Services and Tools
NRC Resource Compiler
nrc is the repo's resource compiler. It turns per-target res/ directories into generated C sources
or external packed .res files, preserving localized message overrides and producing the ResPack
entry points consumed at runtime by core/respack.c.
Relevant Source Files
Role In The Build Graph
nrc is built as a standalone command app under tools/nrc. The tools super-build in
tools/CMakeLists.txt compiles sewer, osbs, core, and then the nrc executable
in a separate Debug-only tools tree.
When a target uses NRC_EMBEDDED or NRC_PACKED, nap_generate_tools() first makes sure a local
nrc binary exists under ${CMAKE_BINARY_DIR}/tools/build. Later, nap_resource_packs(...) invokes that
executable once for each immediate resource-pack directory under the target's res/ folder.
Resource Directory Contract
The build system treats each immediate subdirectory of a target-local res/ folder as one resource pack. Real examples in this
checkout include res_guihello, res_products, and res_htjson.
Localized overrides live one level deeper. For example, demo/products/res/res_products/ja_JP and
demo/die/res/res_die/es_es are locale directories under a pack. Outside the packs themselves, the same top-level res/
folder may also hold app icons, license.txt, and pack.txt, which CMake treats specially for packaging and installation.
What Counts As A Resource
The compiler recognizes three runtime categories:
- Message files:
.msgfiles become text resources. - Image files:
.png,.jpg,.gif, and.bmpare tagged as image resources. - Generic files: every other extension is still accepted and treated as a generic file resource.
So the resource compiler is permissive by default. It does not require a whitelist beyond the handful of extensions that deserve image-specific typing.
Message File Syntax And Localization Rules
msgparser.c accepts UTF-8 text with an optional BOM, skips whitespace, supports both // and
/* ... */ comments, and parses one message per logical line. Each entry begins with an uppercase-or-underscore identifier,
optionally followed by more uppercase letters, underscores, or digits, and the rest of the line becomes the message text.
Localization is anchored on the global pack. Global .msg files define the canonical set of message IDs. A localized
.msg file can override those IDs, but it does not create new ones. If a localized file references an ID that does not exist globally,
nrc emits a warning; if a global message has no localized counterpart, it emits a warning for that omission too.
Embedded Versus Packed Output
| Mode | CLI Option | Generated Files | Runtime Entry Point |
|---|---|---|---|
| Embedded | -dc |
<pack>.h and <pack>.c |
respack_embedded("<pack>") |
| Packed | -dp |
<pack>.h, <pack>.c, and <pack>.res |
respack_packed("<pack>", locale) |
In both modes the header exports one ResId per resource plus a function named <pack>_respack(const char_t *locale).
Resource IDs are not enums; they are generated strings with the form N23R3C75::<pack>::<index>.
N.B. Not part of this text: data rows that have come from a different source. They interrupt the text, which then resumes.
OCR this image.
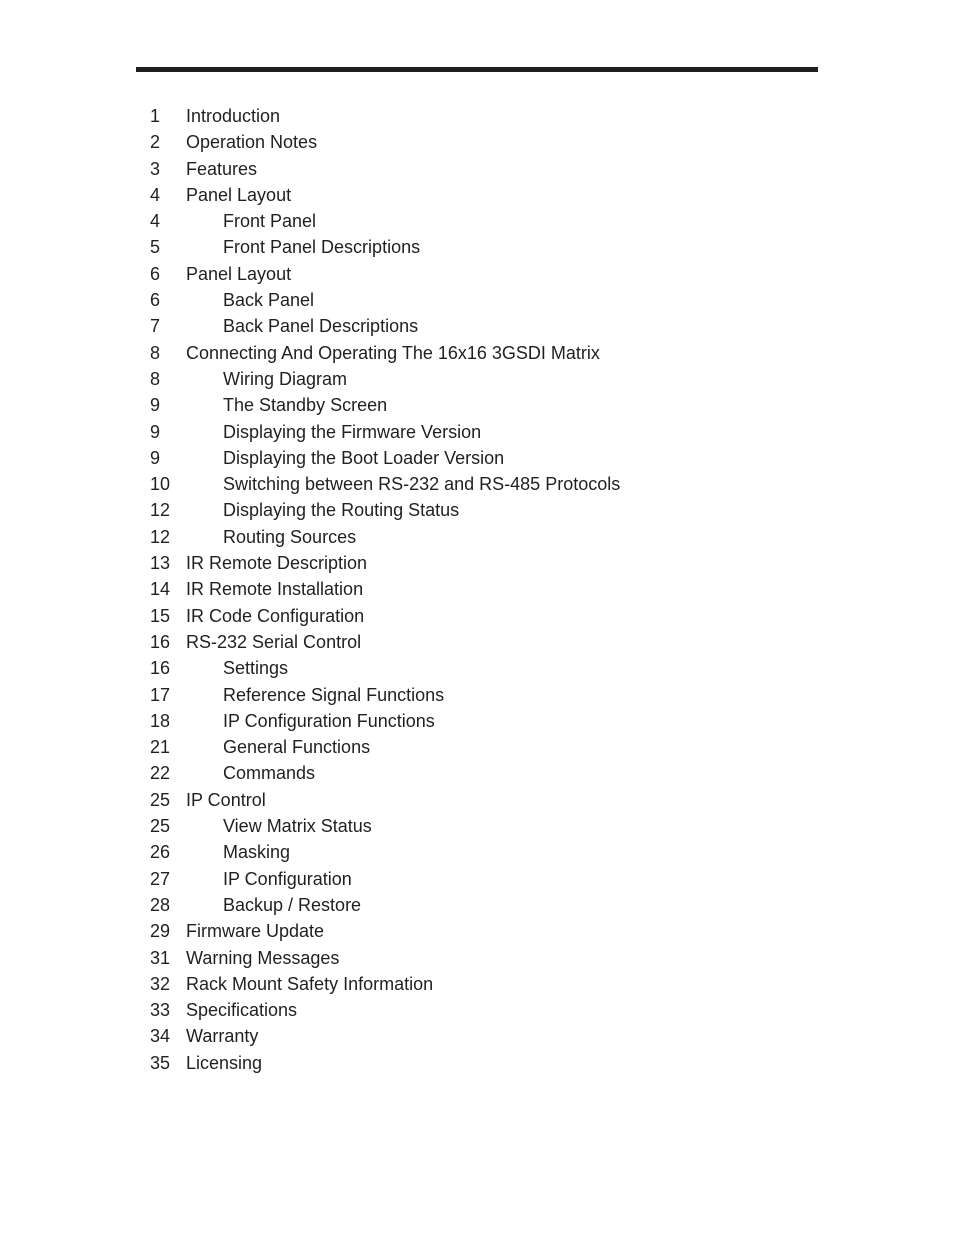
1 Introduction
2 Operation Notes
3 Features
4 Panel Layout
4	Front Panel
5	Front Panel Descriptions
6 Panel Layout
6	Back Panel
7	Back Panel Descriptions
8 Connecting And Operating The 16x16 3GSDI Matrix
8	Wiring Diagram
9	The Standby Screen
9	Displaying the Firmware Version
9	Displaying the Boot Loader Version
10	Switching between RS-232 and RS-485 Protocols
12	Displaying the Routing Status
12	Routing Sources
13 IR Remote Description
14 IR Remote Installation
15 IR Code Configuration
16 RS-232 Serial Control
16	Settings
17	Reference Signal Functions
18	IP Configuration Functions
21	General Functions
22	Commands
25 IP Control
25	View Matrix Status
26	Masking
27	IP Configuration
28	Backup / Restore
29 Firmware Update
31 Warning Messages
32 Rack Mount Safety Information
33 Specifications
34 Warranty
35 Licensing
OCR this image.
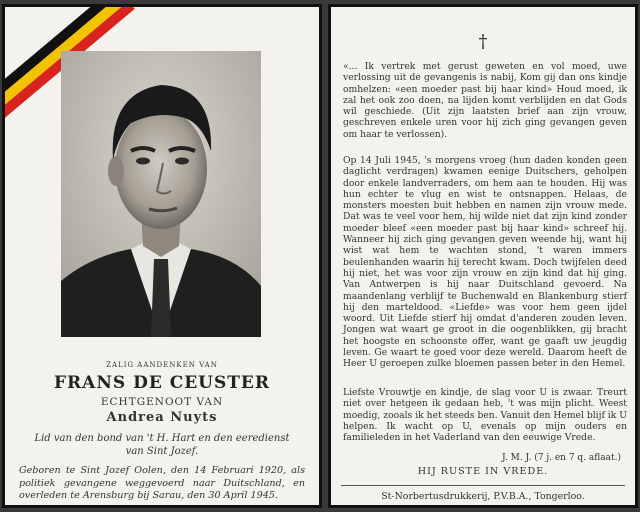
ZALIG AANDENKEN VAN
FRANS DE CEUSTER
ECHTGENOOT VAN
Andrea Nuyts
Lid van den bond van 't H. Hart en den eeredienst van Sint Jozef.
Geboren te Sint Jozef Oolen, den 14 Februari 1920, als politiek gevangene weggevoerd naar Duitschland, en overleden te Arensburg bij Sarau, den 30 April 1945.
†
«... Ik vertrek met gerust geweten en vol moed, uwe verlossing uit de gevangenis is nabij, Kom gij dan ons kindje omhelzen: «een moeder past bij haar kind» Houd moed, ik zal het ook zoo doen, na lijden komt verblijden en dat Gods wil geschiede. (Uit zijn laatsten brief aan zijn vrouw, geschreven enkele uren voor hij zich ging gevangen geven om haar te verlossen).
Op 14 Juli 1945, 's morgens vroeg (hun daden konden geen daglicht verdragen) kwamen eenige Duitschers, geholpen door enkele landverraders, om hem aan te houden. Hij was hun echter te vlug en wist te ontsnappen. Helaas, de monsters moesten buit hebben en namen zijn vrouw mede. Dat was te veel voor hem, hij wilde niet dat zijn kind zonder moeder bleef «een moeder past bij haar kind» schreef hij. Wanneer hij zich ging gevangen geven weende hij, want hij wist wat hem te wachten stond, 't waren immers beulenhanden waarin hij terecht kwam. Doch twijfelen deed hij niet, het was voor zijn vrouw en zijn kind dat hij ging. Van Antwerpen is hij naar Duitschland gevoerd. Na maandenlang verblijf te Buchenwald en Blankenburg stierf hij den marteldood. «Liefde» was voor hem geen ijdel woord. Uit Liefde stierf hij omdat d'anderen zouden leven. Jongen wat waart ge groot in die oogenblikken, gij bracht het hoogste en schoonste offer, want ge gaaft uw jeugdig leven. Ge waart te goed voor deze wereld. Daarom heeft de Heer U geroepen zulke bloemen passen beter in den Hemel.
Liefste Vrouwtje en kindje, de slag voor U is zwaar. Treurt niet over hetgeen ik gedaan heb, 't was mijn plicht. Weest moedig, zooals ik het steeds ben. Vanuit den Hemel blijf ik U helpen. Ik wacht op U, evenals op mijn ouders en familieleden in het Vaderland van den eeuwige Vrede.
J. M. J. (7 j. en 7 q. aflaat.)
HIJ RUSTE IN VREDE.
St-Norbertusdrukkerij, P.V.B.A., Tongerloo.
What The Generator Actually Emits
Embedded mode writes the full payload into C source: messages become escaped string literals and binary resources become byte arrays.
For each locale, the generated <pack>_respack(...) function chooses a localized override when available and otherwise falls back
to the global resource.
Packed mode writes the same logical data into a binary .res file. The companion C file becomes a thin stub that only defines
the ResId values and forwards the pack load to respack_packed(...).
Runtime Loading Contract
The runtime half lives in src/core/respack.c. Packed resources are loaded from a path relative to the executable:
res/<pack>.res on Windows and Linux, and ../resources/<pack>.res for macOS bundles.
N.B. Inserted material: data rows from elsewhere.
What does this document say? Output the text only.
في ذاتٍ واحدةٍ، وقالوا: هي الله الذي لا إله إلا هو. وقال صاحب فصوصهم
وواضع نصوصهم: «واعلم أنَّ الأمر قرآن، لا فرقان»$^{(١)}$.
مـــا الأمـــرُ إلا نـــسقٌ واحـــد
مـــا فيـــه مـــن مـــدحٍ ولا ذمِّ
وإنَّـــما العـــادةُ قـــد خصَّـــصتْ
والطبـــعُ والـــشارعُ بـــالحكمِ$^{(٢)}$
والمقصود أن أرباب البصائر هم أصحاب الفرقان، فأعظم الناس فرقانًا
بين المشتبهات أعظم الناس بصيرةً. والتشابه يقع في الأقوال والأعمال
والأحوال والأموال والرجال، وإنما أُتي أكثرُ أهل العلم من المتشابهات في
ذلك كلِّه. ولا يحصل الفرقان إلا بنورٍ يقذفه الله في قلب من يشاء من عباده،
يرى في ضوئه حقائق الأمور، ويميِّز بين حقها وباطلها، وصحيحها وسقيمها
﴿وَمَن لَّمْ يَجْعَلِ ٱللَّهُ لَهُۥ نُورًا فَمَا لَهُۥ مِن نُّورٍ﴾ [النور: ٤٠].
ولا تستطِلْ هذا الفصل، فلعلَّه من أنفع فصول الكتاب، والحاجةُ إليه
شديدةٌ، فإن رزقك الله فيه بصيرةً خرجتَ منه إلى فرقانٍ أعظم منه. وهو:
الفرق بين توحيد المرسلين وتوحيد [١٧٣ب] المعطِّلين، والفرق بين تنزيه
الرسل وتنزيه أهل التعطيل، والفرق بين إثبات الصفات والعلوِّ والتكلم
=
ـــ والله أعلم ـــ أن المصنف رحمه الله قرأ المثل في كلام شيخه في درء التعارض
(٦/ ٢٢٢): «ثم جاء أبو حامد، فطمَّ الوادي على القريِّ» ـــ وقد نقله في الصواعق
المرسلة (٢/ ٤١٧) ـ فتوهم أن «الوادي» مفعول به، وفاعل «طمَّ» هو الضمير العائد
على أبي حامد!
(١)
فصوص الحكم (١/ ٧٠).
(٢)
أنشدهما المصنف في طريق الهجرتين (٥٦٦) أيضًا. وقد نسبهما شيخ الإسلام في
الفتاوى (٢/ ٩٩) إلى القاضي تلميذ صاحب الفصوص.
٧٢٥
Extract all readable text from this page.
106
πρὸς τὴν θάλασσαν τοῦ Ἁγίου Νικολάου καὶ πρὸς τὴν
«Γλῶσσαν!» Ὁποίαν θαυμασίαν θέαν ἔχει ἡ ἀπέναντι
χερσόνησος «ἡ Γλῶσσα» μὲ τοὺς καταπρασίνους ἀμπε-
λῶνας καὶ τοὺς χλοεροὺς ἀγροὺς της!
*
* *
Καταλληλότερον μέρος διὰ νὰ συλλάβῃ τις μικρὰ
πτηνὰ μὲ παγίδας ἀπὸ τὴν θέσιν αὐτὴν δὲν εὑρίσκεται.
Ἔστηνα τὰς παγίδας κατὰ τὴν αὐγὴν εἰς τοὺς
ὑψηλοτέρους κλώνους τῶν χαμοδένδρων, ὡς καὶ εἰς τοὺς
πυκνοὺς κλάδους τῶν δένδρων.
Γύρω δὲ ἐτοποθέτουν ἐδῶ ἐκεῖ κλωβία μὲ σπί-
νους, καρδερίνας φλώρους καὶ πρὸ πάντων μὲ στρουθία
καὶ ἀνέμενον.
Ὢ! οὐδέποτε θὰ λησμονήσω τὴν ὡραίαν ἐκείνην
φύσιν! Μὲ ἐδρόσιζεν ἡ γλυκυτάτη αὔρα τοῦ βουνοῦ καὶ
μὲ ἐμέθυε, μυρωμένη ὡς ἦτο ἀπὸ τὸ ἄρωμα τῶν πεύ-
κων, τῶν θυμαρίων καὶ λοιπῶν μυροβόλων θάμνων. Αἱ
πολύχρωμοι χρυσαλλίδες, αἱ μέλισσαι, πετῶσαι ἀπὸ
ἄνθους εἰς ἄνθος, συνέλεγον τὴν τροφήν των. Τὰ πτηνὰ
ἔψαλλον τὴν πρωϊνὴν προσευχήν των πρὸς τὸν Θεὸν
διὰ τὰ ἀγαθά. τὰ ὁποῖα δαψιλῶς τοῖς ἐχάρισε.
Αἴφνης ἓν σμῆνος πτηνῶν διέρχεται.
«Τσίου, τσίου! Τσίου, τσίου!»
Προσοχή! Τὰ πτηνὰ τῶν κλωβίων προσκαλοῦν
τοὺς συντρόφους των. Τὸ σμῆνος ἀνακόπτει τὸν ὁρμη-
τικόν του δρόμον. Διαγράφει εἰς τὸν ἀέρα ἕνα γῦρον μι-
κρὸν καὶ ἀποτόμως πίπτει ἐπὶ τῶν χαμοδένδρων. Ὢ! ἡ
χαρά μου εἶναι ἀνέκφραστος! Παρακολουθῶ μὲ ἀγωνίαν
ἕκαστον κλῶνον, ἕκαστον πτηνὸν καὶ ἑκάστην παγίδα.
Once loaded, the runtime keeps the binary pack buffer alive and exposes resources through typed APIs. Text resources are returned with
respack_text(...), generic files with respack_file(...), and typed object resources such as images are materialized lazily
through respack_object(...). That is why the image-handling path in draw2d/image.c goes through the object API rather than
the raw file accessor.
Up-To-Date Checks And Exit Codes
nrclib.c only regenerates a pack when the source directory is newer than the generated .c and .h files.
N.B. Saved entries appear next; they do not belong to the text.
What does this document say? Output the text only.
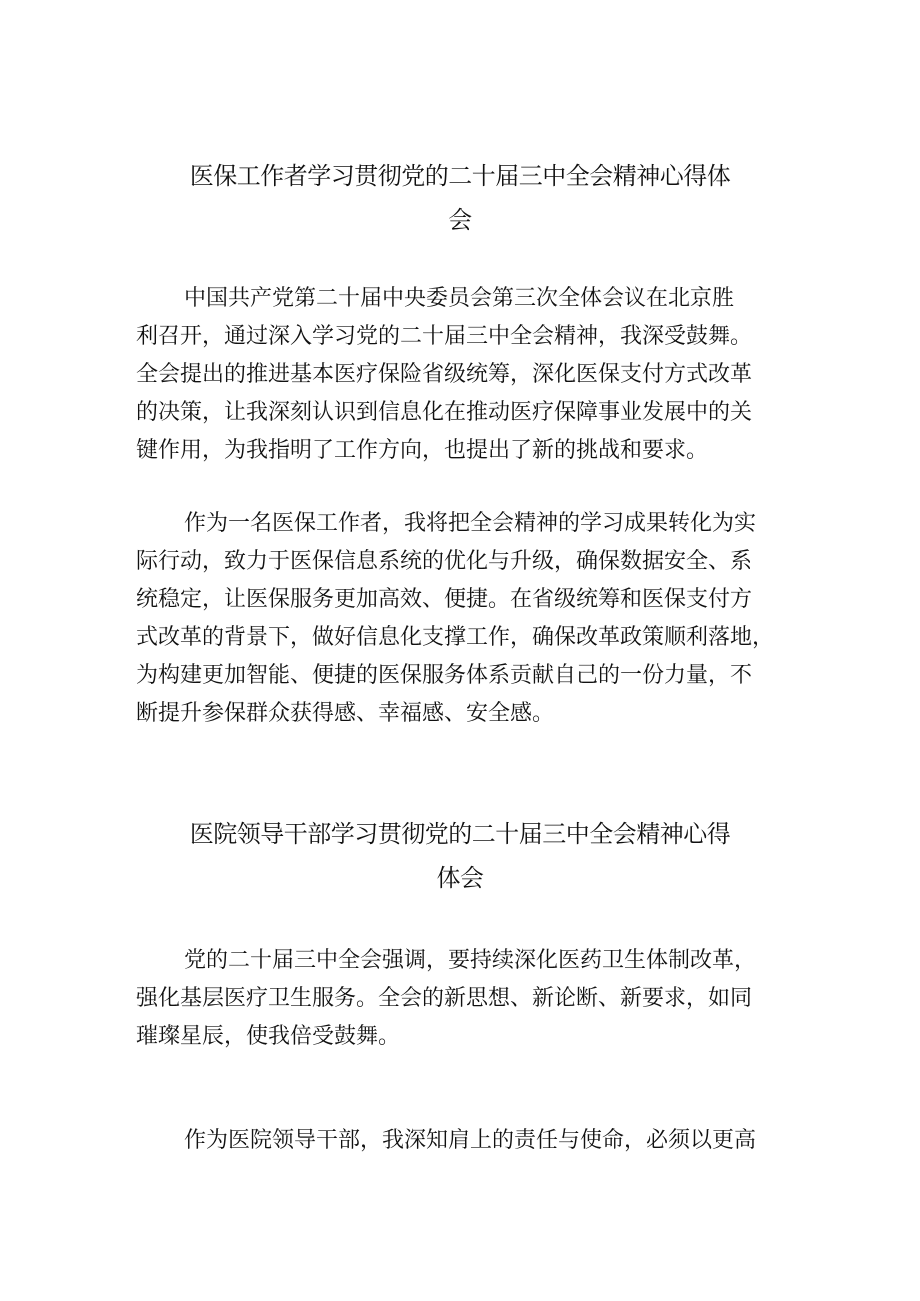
医保工作者学习贯彻党的二十届三中全会精神心得体
会
中国共产党第二十届中央委员会第三次全体会议在北京胜
利召开，通过深入学习党的二十届三中全会精神，我深受鼓舞。
全会提出的推进基本医疗保险省级统筹，深化医保支付方式改革
的决策，让我深刻认识到信息化在推动医疗保障事业发展中的关
键作用，为我指明了工作方向，也提出了新的挑战和要求。
作为一名医保工作者，我将把全会精神的学习成果转化为实
际行动，致力于医保信息系统的优化与升级，确保数据安全、系
统稳定，让医保服务更加高效、便捷。在省级统筹和医保支付方
式改革的背景下，做好信息化支撑工作，确保改革政策顺利落地，
为构建更加智能、便捷的医保服务体系贡献自己的一份力量，不
断提升参保群众获得感、幸福感、安全感。
医院领导干部学习贯彻党的二十届三中全会精神心得
体会
党的二十届三中全会强调，要持续深化医药卫生体制改革，
强化基层医疗卫生服务。全会的新思想、新论断、新要求，如同
璀璨星辰，使我倍受鼓舞。
作为医院领导干部，我深知肩上的责任与使命，必须以更高
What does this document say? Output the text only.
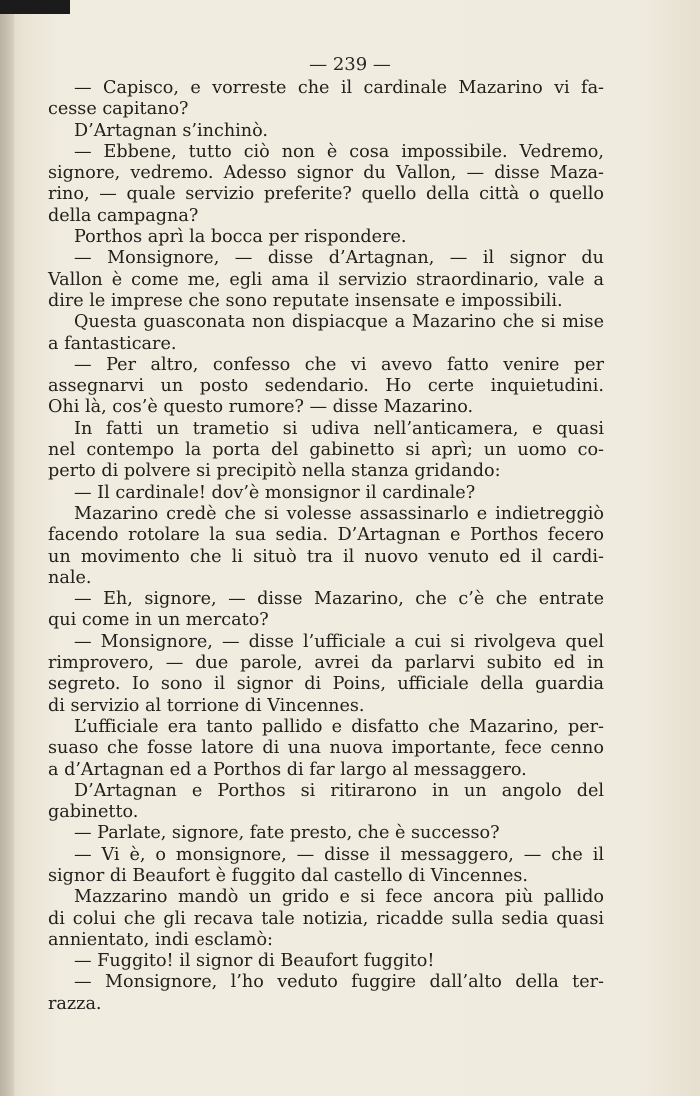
— 239 —
— Capisco, e vorreste che il cardinale Mazarino vi fa-
cesse capitano?
D’Artagnan s’inchinò.
— Ebbene, tutto ciò non è cosa impossibile. Vedremo,
signore, vedremo. Adesso signor du Vallon, — disse Maza-
rino, — quale servizio preferite? quello della città o quello
della campagna?
Porthos aprì la bocca per rispondere.
— Monsignore, — disse d’Artagnan, — il signor du
Vallon è come me, egli ama il servizio straordinario, vale a
dire le imprese che sono reputate insensate e impossibili.
Questa guasconata non dispiacque a Mazarino che si mise
a fantasticare.
— Per altro, confesso che vi avevo fatto venire per
assegnarvi un posto sedendario. Ho certe inquietudini.
Ohi là, cos’è questo rumore? — disse Mazarino.
In fatti un trametio si udiva nell’anticamera, e quasi
nel contempo la porta del gabinetto si aprì; un uomo co-
perto di polvere si precipitò nella stanza gridando:
— Il cardinale! dov’è monsignor il cardinale?
Mazarino credè che si volesse assassinarlo e indietreggiò
facendo rotolare la sua sedia. D’Artagnan e Porthos fecero
un movimento che li situò tra il nuovo venuto ed il cardi-
nale.
— Eh, signore, — disse Mazarino, che c’è che entrate
qui come in un mercato?
— Monsignore, — disse l’ufficiale a cui si rivolgeva quel
rimprovero, — due parole, avrei da parlarvi subito ed in
segreto. Io sono il signor di Poins, ufficiale della guardia
di servizio al torrione di Vincennes.
L’ufficiale era tanto pallido e disfatto che Mazarino, per-
suaso che fosse latore di una nuova importante, fece cenno
a d’Artagnan ed a Porthos di far largo al messaggero.
D’Artagnan e Porthos si ritirarono in un angolo del
gabinetto.
— Parlate, signore, fate presto, che è successo?
— Vi è, o monsignore, — disse il messaggero, — che il
signor di Beaufort è fuggito dal castello di Vincennes.
Mazzarino mandò un grido e si fece ancora più pallido
di colui che gli recava tale notizia, ricadde sulla sedia quasi
annientato, indi esclamò:
— Fuggito! il signor di Beaufort fuggito!
— Monsignore, l’ho veduto fuggire dall’alto della ter-
razza.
The destination argument must name a .c file in an existing directory; nrc infers the matching header and packed file names from it.
0: regeneration happened successfully.1: the outputs were already up to date.-1: generation completed with warnings.-2: generation failed with errors.-3: command-line usage error.-4: asserts were triggered.
The CMake wrapper in nap_resource_packs(...) treats 0 and 1 as normal success, reports -1 as warnings,
and treats anything else as an error.
Reading Order
Start with nrc.c for the command-line surface, then read nrclib.c for validation and up-to-date checks,
then resgen.c for the real format and code-generation logic. Follow that with msgparser.c if localized text syntax matters,
and finish with prj/NAppTarget.cmake plus src/core/respack.c to connect build-time generation to runtime loading.